I have a number of bash/bind tools that I've written to simplify my command-line existence, and have recently wanted to make one of these tools interactive. If I try to read from stdin in one of these scripts, execution locks up at the point of reading. My example here is in python, but I have seen the exact same behavior when the invoked script is written in ruby:
~> cat tmp.py
import sys
sys.stdout.write(">>>")
sys.stdout.flush()
foo = sys.stdin.readline()
print "foo: %s" % foo,
~> python tmp.py
>>>yodeling yoda
foo: yodeling yoda
So the script works. When I invoke it, I can give it input and it prints what I fed it.
~> bind -x '"\eh":"echo yodeling yoda"'
[output deleted]
~> [Alt-H]
yodeling yoda
bind works as expected. The bound keystroke invokes the command. I use this stuff all the time, but until now, I've only invoked scripts that required no stdin reads.
Let's bind [Alt-H] to the script:
~> bind -x '"\eh":"python tmp.py"'
[output deleted]
Now we're configured to have the script read from stdin while invoked by the bound keystroke. Hitting [Alt-H] starts the script but nothing typed is echoed back. Even hitting [Crl-D] doesn't end it.

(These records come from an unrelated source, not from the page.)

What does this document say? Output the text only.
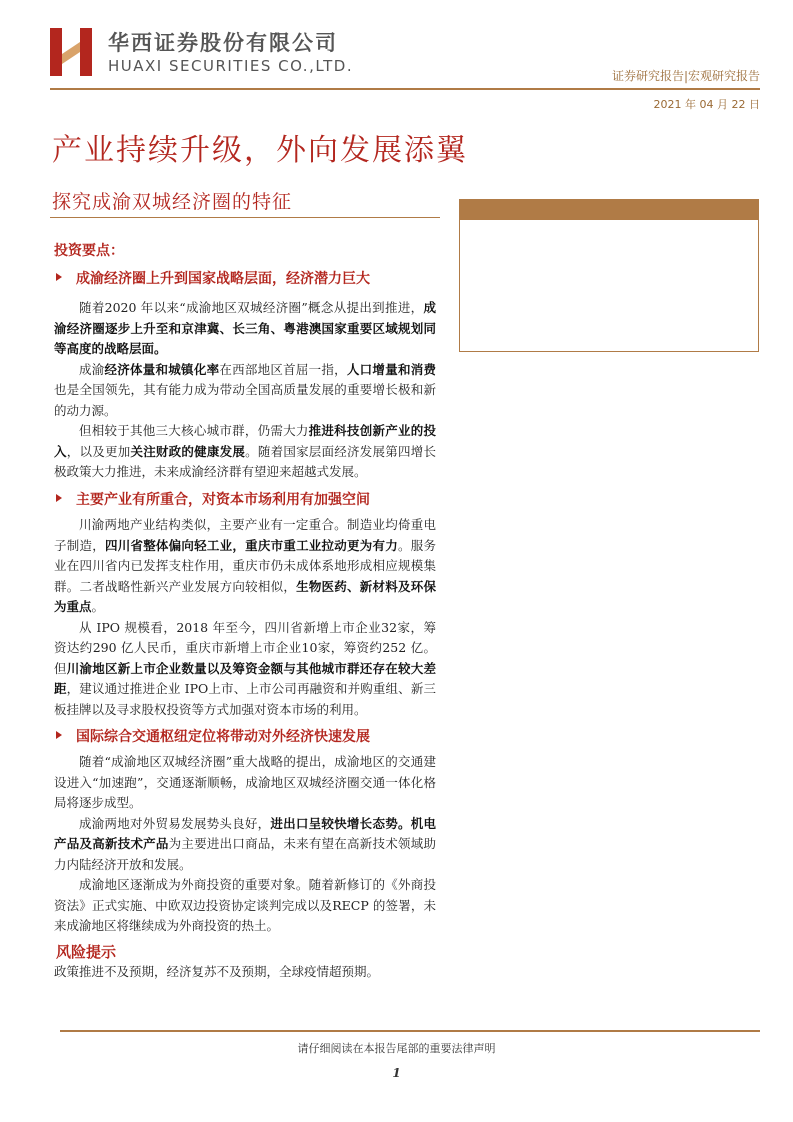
华西证券股份有限公司
HUAXI SECURITIES CO.,LTD.
证券研究报告|宏观研究报告
2021 年 04 月 22 日
产业持续升级，外向发展添翼
探究成渝双城经济圈的特征
投资要点：
成渝经济圈上升到国家战略层面，经济潜力巨大

随着2020 年以来“成渝地区双城经济圈”概念从提出到推进，成渝经济圈逐步上升至和京津冀、长三角、粤港澳国家重要区域规划同等高度的战略层面。

成渝经济体量和城镇化率在西部地区首屈一指，人口增量和消费也是全国领先，其有能力成为带动全国高质量发展的重要增长极和新的动力源。

但相较于其他三大核心城市群，仍需大力推进科技创新产业的投入，以及更加关注财政的健康发展。随着国家层面经济发展第四增长极政策大力推进，未来成渝经济群有望迎来超越式发展。

主要产业有所重合，对资本市场利用有加强空间

川渝两地产业结构类似，主要产业有一定重合。制造业均倚重电子制造，四川省整体偏向轻工业，重庆市重工业拉动更为有力。服务业在四川省内已发挥支柱作用，重庆市仍未成体系地形成相应规模集群。二者战略性新兴产业发展方向较相似，生物医药、新材料及环保为重点。

从 IPO 规模看，2018 年至今，四川省新增上市企业32家，筹资达约290 亿人民币，重庆市新增上市企业10家，筹资约252 亿。但川渝地区新上市企业数量以及筹资金额与其他城市群还存在较大差距，建议通过推进企业 IPO上市、上市公司再融资和并购重组、新三板挂牌以及寻求股权投资等方式加强对资本市场的利用。

国际综合交通枢纽定位将带动对外经济快速发展

随着“成渝地区双城经济圈”重大战略的提出，成渝地区的交通建设进入“加速跑”，交通逐渐顺畅，成渝地区双城经济圈交通一体化格局将逐步成型。

成渝两地对外贸易发展势头良好，进出口呈较快增长态势。机电产品及高新技术产品为主要进出口商品，未来有望在高新技术领域助力内陆经济开放和发展。

成渝地区逐渐成为外商投资的重要对象。随着新修订的《外商投资法》正式实施、中欧双边投资协定谈判完成以及RECP 的签署，未来成渝地区将继续成为外商投资的热土。

风险提示
政策推进不及预期，经济复苏不及预期，全球疫情超预期。
请仔细阅读在本报告尾部的重要法律声明
1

The only way to get out is to hit [Crl-C], killing the process in the readline. (sys.stdin.read() suffers the same fate.)
~> [Alt-H]
>>>Traceback (most recent call last):
File "tmp.py", line 7, in <module>
foo = sys.stdin.readline()
KeyboardInterrupt
As I mentioned at the top, I see the same issue with ruby, so I know it's nothing to do with the language I'm using. (I've omitted the script.)
~> bind -x '"\eh":"ruby tmp.rb"'
[Output deleted]
~> [Alt-H]
>>>tmp.rb:3:in `gets': Interrupt
from tmp.rb:3
I've looked through the Bash Reference Manual entry on bind, and it says nothing about a restriction on input. Any thoughts?
EDIT:
If I cat /proc/[PID]/fd/0 while the process is stuck, I see the script's input being displayed. (Oddly enough, a fair number of characters - seemingly at random - fail to appear here. This symptom only appears after I've given a few hundred bytes of input.)

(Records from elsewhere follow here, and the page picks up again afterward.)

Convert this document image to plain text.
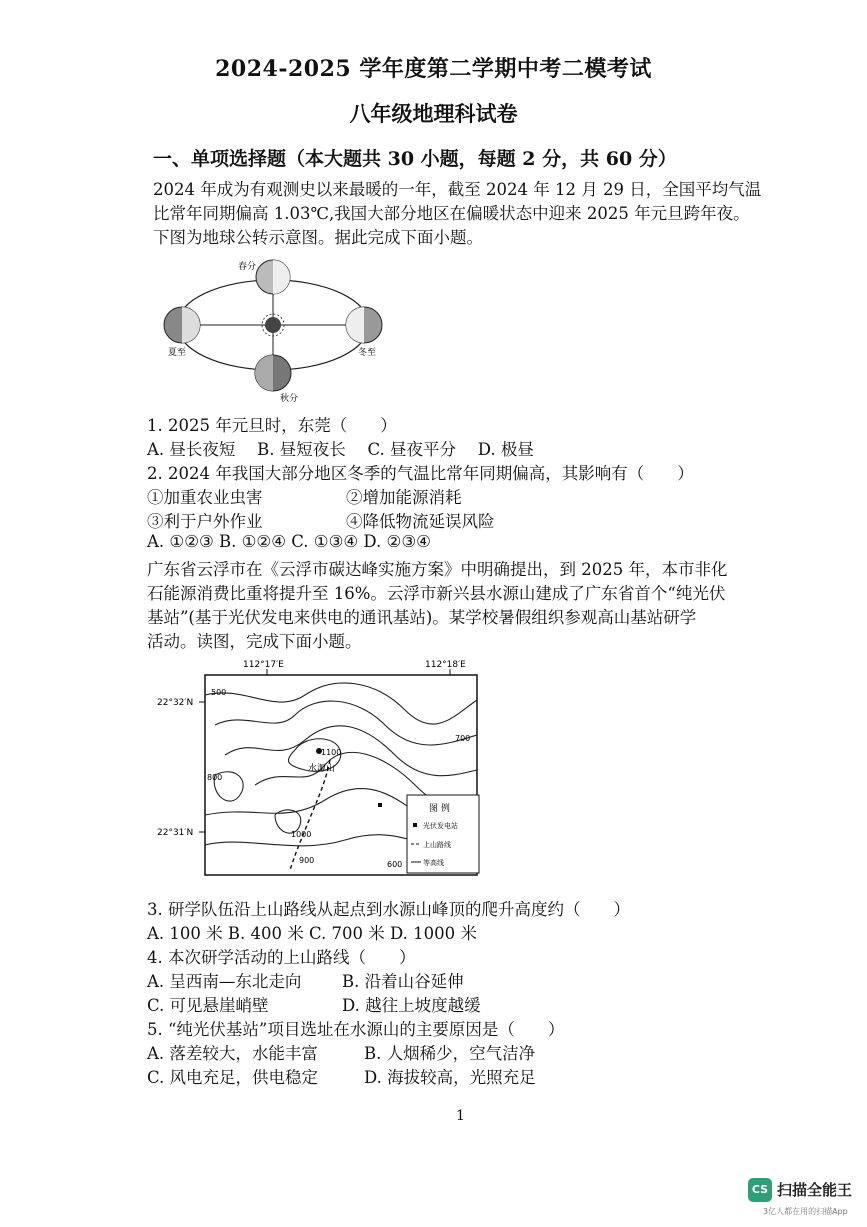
2024-2025 学年度第二学期中考二模考试
八年级地理科试卷
一、单项选择题（本大题共 30 小题，每题 2 分，共 60 分）
2024 年成为有观测史以来最暖的一年，截至 2024 年 12 月 29 日，全国平均气温
比常年同期偏高 1.03℃,我国大部分地区在偏暖状态中迎来 2025 年元旦跨年夜。
下图为地球公转示意图。据此完成下面小题。
春分
夏至	冬至
秋分
1. 2025 年元旦时，东莞（　　）
A. 昼长夜短　 B. 昼短夜长　 C. 昼夜平分　 D. 极昼
2. 2024 年我国大部分地区冬季的气温比常年同期偏高，其影响有（　　）
①加重农业虫害	②增加能源消耗
③利于户外作业	④降低物流延误风险
A. ①②③ B. ①②④ C. ①③④ D. ②③④
广东省云浮市在《云浮市碳达峰实施方案》中明确提出，到 2025 年，本市非化
石能源消费比重将提升至 16%。云浮市新兴县水源山建成了广东省首个“纯光伏
基站”(基于光伏发电来供电的通讯基站)。某学校暑假组织参观高山基站研学
活动。读图，完成下面小题。
112°17′E	112°18′E
22°32′N
22°31′N
500
700
800
900
1000
1100
600
水源山
图 例
光伏发电站
上山路线
等高线
3. 研学队伍沿上山路线从起点到水源山峰顶的爬升高度约（　　）
A. 100 米 B. 400 米 C. 700 米 D. 1000 米
4. 本次研学活动的上山路线（　　）
A. 呈西南—东北走向 B. 沿着山谷延伸
C. 可见悬崖峭壁	D. 越往上坡度越缓
5. “纯光伏基站”项目选址在水源山的主要原因是（　　）
A. 落差较大，水能丰富	B. 人烟稀少，空气洁净
C. 风电充足，供电稳定	D. 海拔较高，光照充足
1
CS 扫描全能王
3亿人都在用的扫描App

Found this, a description of how and when a terminal switches between cooked and raw modes. Calling stty cooked and stty echo at the beginning of prompting, then stty sane or stty raw afterward triggers a new cascade of problems; mostly relating to how bound characters are handled, but suffice it to say that it destroys most alt bindings (and more) until return has been hit a couple times.
In the end, the best answer proved to be cooking the tty and manually turning on echo, then reverting the tty settings back to where they were when I started:
def _get_terminal_settings():
proc = subprocess.Popen(['/bin/stty', '-g'], stdout=subprocess.PIPE)
settings = proc.communicate()[0]
os.system('stty cooked echo')
return settings
def _set_terminal_settings(settings):
os.system('stty %s' % settings)
...
...
settings = _get_terminal_settings()
user_input = sys.stdin.readline()
_set_terminal_settings(settings)
...
...
You should be able to do this in any language you choose.
If you're curious about why this insanity is required, I would encourage you to read the link I added (under EDIT), above. The article doesn't cover anywhere enough detail, but you'll at least understand more than I did when I started.
Hmm, my guess is that what's happening is the python script is running and waiting for input from stdin when you press [Alt-H],but that it's stdin scope is not the same as the stdin scope of the calling script. When you type in something, it goes to the Bash scripts stdin, not the pythons. Perhaps look up a way to "reverse pipe" or forward the stdin from the bash shell to the stdin of a called script?
Edit:
Okay, I researched it a bit, and it looks like pipes might work. Here's a really informative link:
bash - redirect specific output from 2nd script back to stdin of 1st program?